PART 4 U.K.Conduct of persons working in financial services sector

OffenceU.K.

36Offence relating to a decision causing a financial institution to failU.K.

(1)A person (“S”) commits an offence if—

(a)at a time when S is a senior manager in relation to a financial institution (“F”), S—

(i)takes, or agrees to the taking of, a decision by or on behalf of F as to the way in which the business of a group institution is to be carried on, or

(ii)fails to take steps that S could take to prevent such a decision being taken,

(b)at the time of the decision, S is aware of a risk that the implementation of the decision may cause the failure of the group institution,

(c)in all the circumstances, S's conduct in relation to the taking of the decision falls far below what could reasonably be expected of a person in S's position, and

(d)the implementation of the decision causes the failure of the group institution.

(2)A “group institution”, in relation to a financial institution (“F”), means F or any other financial institution that is a member of F's group for the purpose of FSMA 2000 (see section 421 of that Act).

(3)Subsections (1) and (2) are to be read with the interpretative provisions in section 37.

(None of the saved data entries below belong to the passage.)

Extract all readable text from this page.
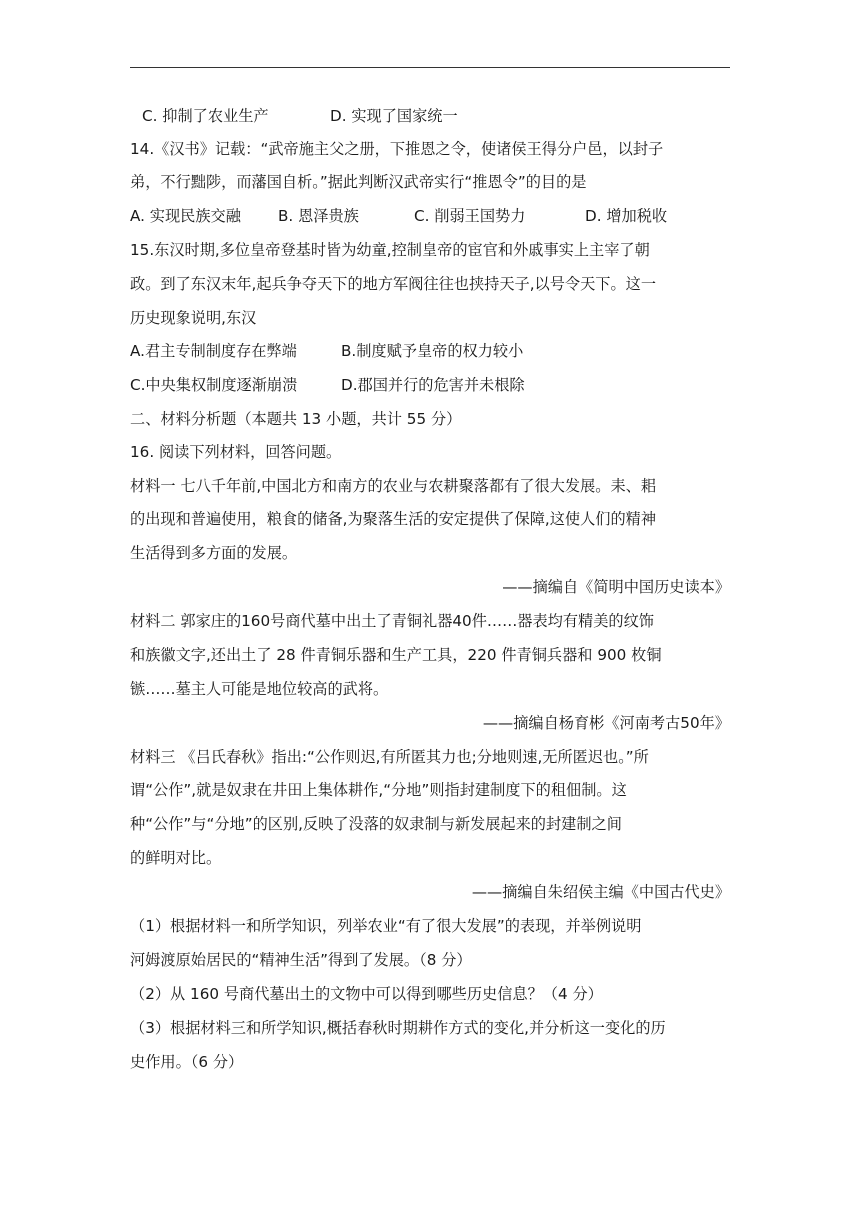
C. 抑制了农业生产	D. 实现了国家统一
14.《汉书》记载：“武帝施主父之册，下推恩之令，使诸侯王得分户邑，以封子
弟，不行黜陟，而藩国自析。”据此判断汉武帝实行“推恩令”的目的是
A. 实现民族交融 B. 恩泽贵族	C. 削弱王国势力	D. 增加税收
15.东汉时期,多位皇帝登基时皆为幼童,控制皇帝的宦官和外戚事实上主宰了朝
政。到了东汉末年,起兵争夺天下的地方军阀往往也挟持天子,以号令天下。这一
历史现象说明,东汉
A.君主专制制度存在弊端	B.制度赋予皇帝的权力较小
C.中央集权制度逐渐崩溃	D.郡国并行的危害并未根除
二、材料分析题（本题共 13 小题，共计 55 分）
16. 阅读下列材料，回答问题。
材料一 七八千年前,中国北方和南方的农业与农耕聚落都有了很大发展。耒、耜
的出现和普遍使用，粮食的储备,为聚落生活的安定提供了保障,这使人们的精神
生活得到多方面的发展。
——摘编自《简明中国历史读本》
材料二 郭家庄的160号商代墓中出土了青铜礼器40件……器表均有精美的纹饰
和族徽文字,还出土了 28 件青铜乐器和生产工具，220 件青铜兵器和 900 枚铜
镞……墓主人可能是地位较高的武将。
——摘编自杨育彬《河南考古50年》
材料三 《吕氏春秋》指出:“公作则迟,有所匿其力也;分地则速,无所匿迟也。”所
谓“公作”,就是奴隶在井田上集体耕作,“分地”则指封建制度下的租佃制。这
种“公作”与“分地”的区别,反映了没落的奴隶制与新发展起来的封建制之间
的鲜明对比。
——摘编自朱绍侯主编《中国古代史》
（1）根据材料一和所学知识，列举农业“有了很大发展”的表现，并举例说明
河姆渡原始居民的“精神生活”得到了发展。（8 分）
（2）从 160 号商代墓出土的文物中可以得到哪些历史信息？（4 分）
（3）根据材料三和所学知识,概括春秋时期耕作方式的变化,并分析这一变化的历
史作用。（6 分）
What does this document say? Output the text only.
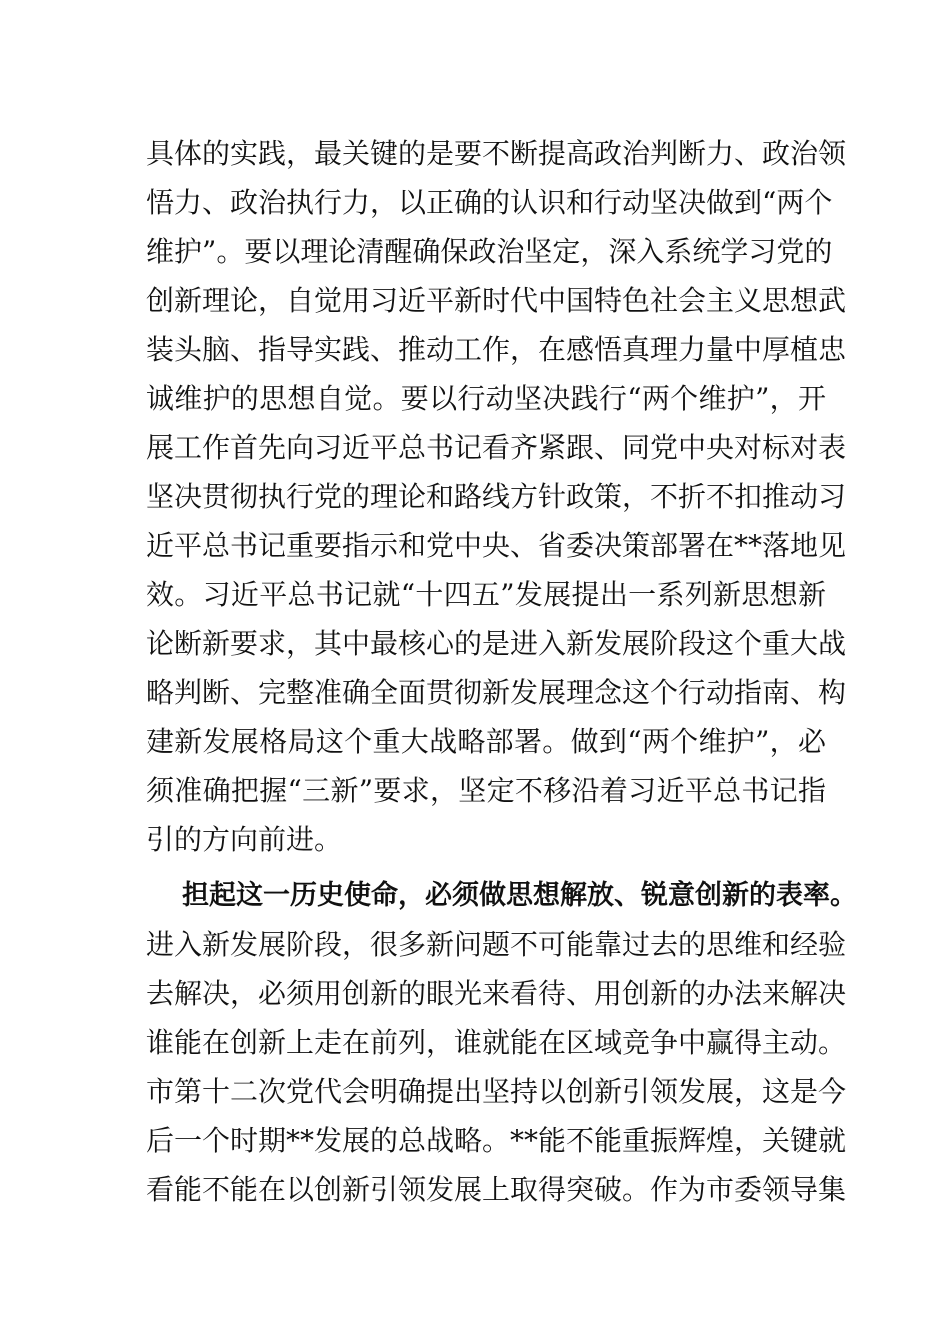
具体的实践，最关键的是要不断提高政治判断力、政治领
悟力、政治执行力，以正确的认识和行动坚决做到“两个
维护”。要以理论清醒确保政治坚定，深入系统学习党的
创新理论，自觉用习近平新时代中国特色社会主义思想武
装头脑、指导实践、推动工作，在感悟真理力量中厚植忠
诚维护的思想自觉。要以行动坚决践行“两个维护”，开
展工作首先向习近平总书记看齐紧跟、同党中央对标对表
坚决贯彻执行党的理论和路线方针政策，不折不扣推动习
近平总书记重要指示和党中央、省委决策部署在**落地见
效。习近平总书记就“十四五”发展提出一系列新思想新
论断新要求，其中最核心的是进入新发展阶段这个重大战
略判断、完整准确全面贯彻新发展理念这个行动指南、构
建新发展格局这个重大战略部署。做到“两个维护”，必
须准确把握“三新”要求，坚定不移沿着习近平总书记指
引的方向前进。
担起这一历史使命，必须做思想解放、锐意创新的表率。
进入新发展阶段，很多新问题不可能靠过去的思维和经验
去解决，必须用创新的眼光来看待、用创新的办法来解决
谁能在创新上走在前列，谁就能在区域竞争中赢得主动。
市第十二次党代会明确提出坚持以创新引领发展，这是今
后一个时期**发展的总战略。**能不能重振辉煌，关键就
看能不能在以创新引领发展上取得突破。作为市委领导集
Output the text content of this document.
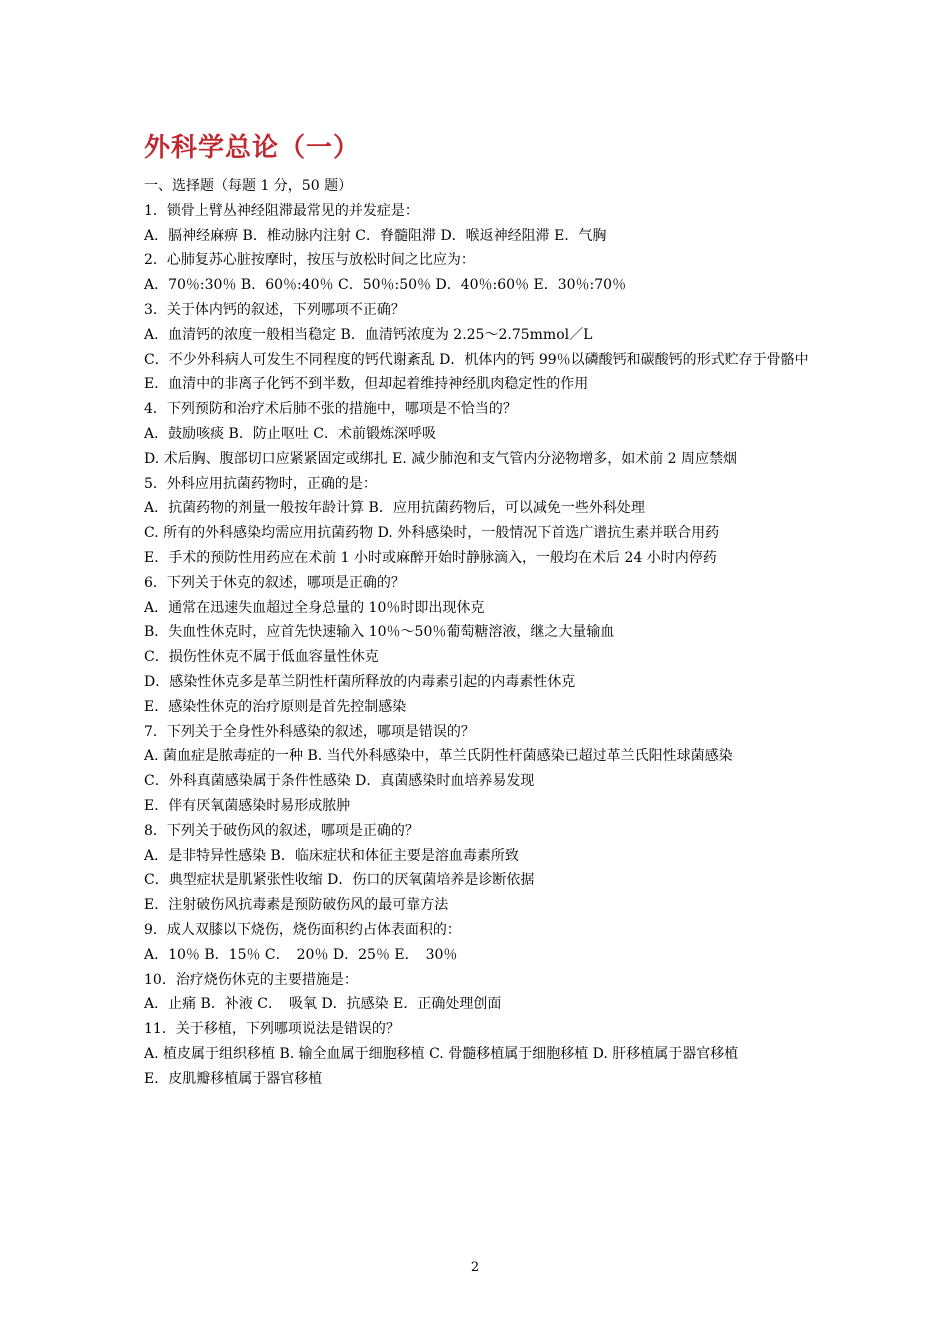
外科学总论（一）
一、选择题（每题 1 分，50 题）
1．锁骨上臂丛神经阻滞最常见的并发症是：
A．膈神经麻痹 B．椎动脉内注射 C．脊髓阻滞 D．喉返神经阻滞 E．气胸
2．心肺复苏心脏按摩时，按压与放松时间之比应为：
A．70％:30％ B．60％:40％ C．50％:50％ D．40％:60％ E．30％:70％
3．关于体内钙的叙述，下列哪项不正确？
A．血清钙的浓度一般相当稳定 B．血清钙浓度为 2.25～2.75mmol／L
C．不少外科病人可发生不同程度的钙代谢紊乱 D．机体内的钙 99％以磷酸钙和碳酸钙的形式贮存于骨骼中
E．血清中的非离子化钙不到半数，但却起着维持神经肌肉稳定性的作用
4．下列预防和治疗术后肺不张的措施中，哪项是不恰当的？
A．鼓励咳痰 B．防止呕吐 C．术前锻炼深呼吸
D. 术后胸、腹部切口应紧紧固定或绑扎 E. 减少肺泡和支气管内分泌物增多，如术前 2 周应禁烟
5．外科应用抗菌药物时，正确的是：
A．抗菌药物的剂量一般按年龄计算 B．应用抗菌药物后，可以减免一些外科处理
C. 所有的外科感染均需应用抗菌药物 D. 外科感染时，一般情况下首选广谱抗生素并联合用药
E．手术的预防性用药应在术前 1 小时或麻醉开始时静脉滴入，一般均在术后 24 小时内停药
6．下列关于休克的叙述，哪项是正确的？
A．通常在迅速失血超过全身总量的 10％时即出现休克
B．失血性休克时，应首先快速输入 10％～50％葡萄糖溶液，继之大量输血
C．损伤性休克不属于低血容量性休克
D．感染性休克多是革兰阴性杆菌所释放的内毒素引起的内毒素性休克
E．感染性休克的治疗原则是首先控制感染
7．下列关于全身性外科感染的叙述，哪项是错误的？
A. 菌血症是脓毒症的一种 B. 当代外科感染中，革兰氏阴性杆菌感染已超过革兰氏阳性球菌感染
C．外科真菌感染属于条件性感染 D．真菌感染时血培养易发现
E．伴有厌氧菌感染时易形成脓肿
8．下列关于破伤风的叙述，哪项是正确的？
A．是非特异性感染 B．临床症状和体征主要是溶血毒素所致
C．典型症状是肌紧张性收缩 D．伤口的厌氧菌培养是诊断依据
E．注射破伤风抗毒素是预防破伤风的最可靠方法
9．成人双膝以下烧伤，烧伤面积约占体表面积的：
A．10％ B．15％ C．　20％ D．25％ E．　30％
10．治疗烧伤休克的主要措施是：
A．止痛 B．补液 C．　吸氧 D．抗感染 E．正确处理创面
11．关于移植，下列哪项说法是错误的？
A. 植皮属于组织移植 B. 输全血属于细胞移植 C. 骨髓移植属于细胞移植 D. 肝移植属于器官移植
E．皮肌瓣移植属于器官移植
2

(4)A person guilty of an offence under this section is liable—

(a)on summary conviction—

(i)in England and Wales, to imprisonment for a term not exceeding [F1the general limit in a magistrates’ court] (or 6 months, if the offence was committed before [F22 May 2022]) or a fine, or both;

(ii)in Scotland, to imprisonment for a term not exceeding 12 months or a fine not exceeding the statutory maximum, or both;

(iii)in Northern Ireland, to imprisonment for a term not exceeding 6 months or a fine not exceeding the statutory maximum, or both;

(b)on conviction on indictment, to imprisonment for a term not exceeding 7 years or a fine, or both.